C33. Complex ebstein anomaly in adult patient: a case report

Abstract

Abstract Background Ebstein’s anomaly is a rare form of congenital heart disease. In adult often present with arrhythmias, progressive cyanosis, and right heart failure. Management is complex and individualized. Case Summary A 24-year-old woman presented to the emergency room with heart failure presentation, palpitations and fainting. ECG examination shows abberant SVT with pulse, hemodinamically was stable with peripheral saturation 94% without oxygen supplementation. The patient then carried out cardioversion and got anti-arrhythmia amiodarone. Resting ECG obtained sinus rhythm right axis deviation with incomplete LBBB (splintered QRS). Echocardiography examination revealed displacement of the tricuspid valve, a large atrialized component of the right ventricle, the anterior leaflet of the tricuspid valve moves freely with bidirectional shunt ASD and moderate pericardial effusion, confirmed for Ebstein's anomaly type B . Diuresis therapy was given and anti-arrhythmic therapy was continued.
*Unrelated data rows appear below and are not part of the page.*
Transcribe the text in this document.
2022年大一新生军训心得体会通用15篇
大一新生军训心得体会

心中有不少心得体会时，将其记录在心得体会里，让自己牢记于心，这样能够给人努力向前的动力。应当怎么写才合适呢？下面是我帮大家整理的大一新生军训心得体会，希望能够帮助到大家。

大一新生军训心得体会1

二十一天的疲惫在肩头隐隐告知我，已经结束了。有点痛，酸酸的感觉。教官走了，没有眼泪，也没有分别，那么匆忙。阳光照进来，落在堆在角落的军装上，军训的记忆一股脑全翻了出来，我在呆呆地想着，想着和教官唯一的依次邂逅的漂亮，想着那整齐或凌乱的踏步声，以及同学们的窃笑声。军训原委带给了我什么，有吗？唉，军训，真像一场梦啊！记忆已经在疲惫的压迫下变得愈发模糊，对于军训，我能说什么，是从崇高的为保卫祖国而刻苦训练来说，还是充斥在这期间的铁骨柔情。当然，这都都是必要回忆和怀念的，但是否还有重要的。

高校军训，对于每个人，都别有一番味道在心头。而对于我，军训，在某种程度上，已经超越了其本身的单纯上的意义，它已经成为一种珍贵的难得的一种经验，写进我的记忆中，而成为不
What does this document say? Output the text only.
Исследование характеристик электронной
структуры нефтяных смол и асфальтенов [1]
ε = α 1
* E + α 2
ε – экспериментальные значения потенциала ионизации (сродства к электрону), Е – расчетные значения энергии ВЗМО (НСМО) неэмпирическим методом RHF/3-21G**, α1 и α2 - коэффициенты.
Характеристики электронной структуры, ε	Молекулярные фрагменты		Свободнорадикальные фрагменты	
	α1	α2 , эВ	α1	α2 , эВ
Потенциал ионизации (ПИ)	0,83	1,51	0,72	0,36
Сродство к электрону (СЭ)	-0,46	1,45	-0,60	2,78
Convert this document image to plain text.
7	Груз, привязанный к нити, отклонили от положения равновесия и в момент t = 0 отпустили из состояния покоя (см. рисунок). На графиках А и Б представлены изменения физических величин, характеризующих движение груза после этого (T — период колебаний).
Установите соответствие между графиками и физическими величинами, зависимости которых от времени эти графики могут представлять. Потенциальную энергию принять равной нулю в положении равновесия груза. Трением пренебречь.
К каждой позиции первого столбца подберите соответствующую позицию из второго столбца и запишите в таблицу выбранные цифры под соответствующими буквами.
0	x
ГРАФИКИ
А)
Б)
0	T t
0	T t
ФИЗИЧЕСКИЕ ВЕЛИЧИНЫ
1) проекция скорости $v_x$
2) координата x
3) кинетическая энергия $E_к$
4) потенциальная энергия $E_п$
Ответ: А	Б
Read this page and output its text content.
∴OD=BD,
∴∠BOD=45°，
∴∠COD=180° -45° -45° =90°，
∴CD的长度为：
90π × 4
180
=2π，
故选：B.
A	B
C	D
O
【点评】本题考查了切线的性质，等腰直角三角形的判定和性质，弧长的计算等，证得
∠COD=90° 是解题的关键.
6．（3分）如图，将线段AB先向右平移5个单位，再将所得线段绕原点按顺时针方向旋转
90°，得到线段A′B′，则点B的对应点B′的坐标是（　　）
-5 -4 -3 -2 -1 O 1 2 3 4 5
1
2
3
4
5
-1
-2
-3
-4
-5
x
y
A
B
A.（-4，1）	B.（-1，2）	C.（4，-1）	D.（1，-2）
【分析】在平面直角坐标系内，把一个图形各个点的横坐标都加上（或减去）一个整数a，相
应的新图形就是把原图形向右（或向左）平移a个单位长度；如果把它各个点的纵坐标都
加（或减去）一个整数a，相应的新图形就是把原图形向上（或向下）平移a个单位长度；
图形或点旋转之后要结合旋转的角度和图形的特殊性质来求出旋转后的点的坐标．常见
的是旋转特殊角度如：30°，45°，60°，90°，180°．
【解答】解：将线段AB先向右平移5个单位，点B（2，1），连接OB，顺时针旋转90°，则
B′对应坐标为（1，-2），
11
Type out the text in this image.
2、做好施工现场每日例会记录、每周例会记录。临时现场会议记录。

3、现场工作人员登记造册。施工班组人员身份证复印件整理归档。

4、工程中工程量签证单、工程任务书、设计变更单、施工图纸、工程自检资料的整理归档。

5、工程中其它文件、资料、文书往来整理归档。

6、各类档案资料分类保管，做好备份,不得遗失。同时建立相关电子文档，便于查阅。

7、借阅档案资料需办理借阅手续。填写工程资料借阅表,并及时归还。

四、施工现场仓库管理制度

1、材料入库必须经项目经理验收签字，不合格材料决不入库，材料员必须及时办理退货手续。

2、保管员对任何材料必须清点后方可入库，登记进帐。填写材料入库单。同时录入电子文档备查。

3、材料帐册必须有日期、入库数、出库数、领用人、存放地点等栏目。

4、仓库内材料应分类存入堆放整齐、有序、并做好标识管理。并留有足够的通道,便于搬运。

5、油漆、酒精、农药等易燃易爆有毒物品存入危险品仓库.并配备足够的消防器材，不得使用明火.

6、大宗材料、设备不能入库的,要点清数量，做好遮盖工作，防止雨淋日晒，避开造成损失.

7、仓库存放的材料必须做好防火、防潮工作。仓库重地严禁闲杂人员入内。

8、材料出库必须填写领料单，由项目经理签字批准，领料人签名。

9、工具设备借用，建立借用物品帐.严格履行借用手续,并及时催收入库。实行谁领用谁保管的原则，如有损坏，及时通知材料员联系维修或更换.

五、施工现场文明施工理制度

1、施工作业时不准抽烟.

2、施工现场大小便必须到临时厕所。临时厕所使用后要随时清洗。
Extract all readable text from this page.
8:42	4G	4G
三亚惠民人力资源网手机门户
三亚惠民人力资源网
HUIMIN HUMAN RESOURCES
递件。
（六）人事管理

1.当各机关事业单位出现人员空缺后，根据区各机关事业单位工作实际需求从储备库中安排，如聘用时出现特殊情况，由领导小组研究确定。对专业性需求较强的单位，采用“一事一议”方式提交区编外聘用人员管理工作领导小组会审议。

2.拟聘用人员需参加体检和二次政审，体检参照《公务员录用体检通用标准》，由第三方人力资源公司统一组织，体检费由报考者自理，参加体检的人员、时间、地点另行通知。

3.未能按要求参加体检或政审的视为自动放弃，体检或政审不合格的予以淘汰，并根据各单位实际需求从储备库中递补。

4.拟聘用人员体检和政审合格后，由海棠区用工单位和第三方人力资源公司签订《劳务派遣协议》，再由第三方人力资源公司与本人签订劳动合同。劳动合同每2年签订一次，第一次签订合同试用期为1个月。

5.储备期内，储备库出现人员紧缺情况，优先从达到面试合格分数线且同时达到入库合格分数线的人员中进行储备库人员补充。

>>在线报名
Echocardiographic evaluation showed reduced pericardial effusion to a minimum. Patients were scheduled for electrophysiological studies and angiographic evaluation and total corrections were planned. Discussion Ebstein anomaly is a characterized by abnormally formed and apically displaced leaflets of Tricuspid caused by is failure of proper delamination of the tricuspid valve, primarily of the septal and anterior leaflets from ventricular myocardium. The cardinal symptoms in Ebstein’s anomaly are cyanosis, right-sided heart failure, arrhythmias, and sudden cardiac death. Surgery is indicated in adults with symptoms of heart failure. Medical therapy is generally used only for temporary stabilization : diuretic therapy for volume overload, control of heart rhythm abnormalities, and standard medical therapy for left ventricular systolic dysfunction.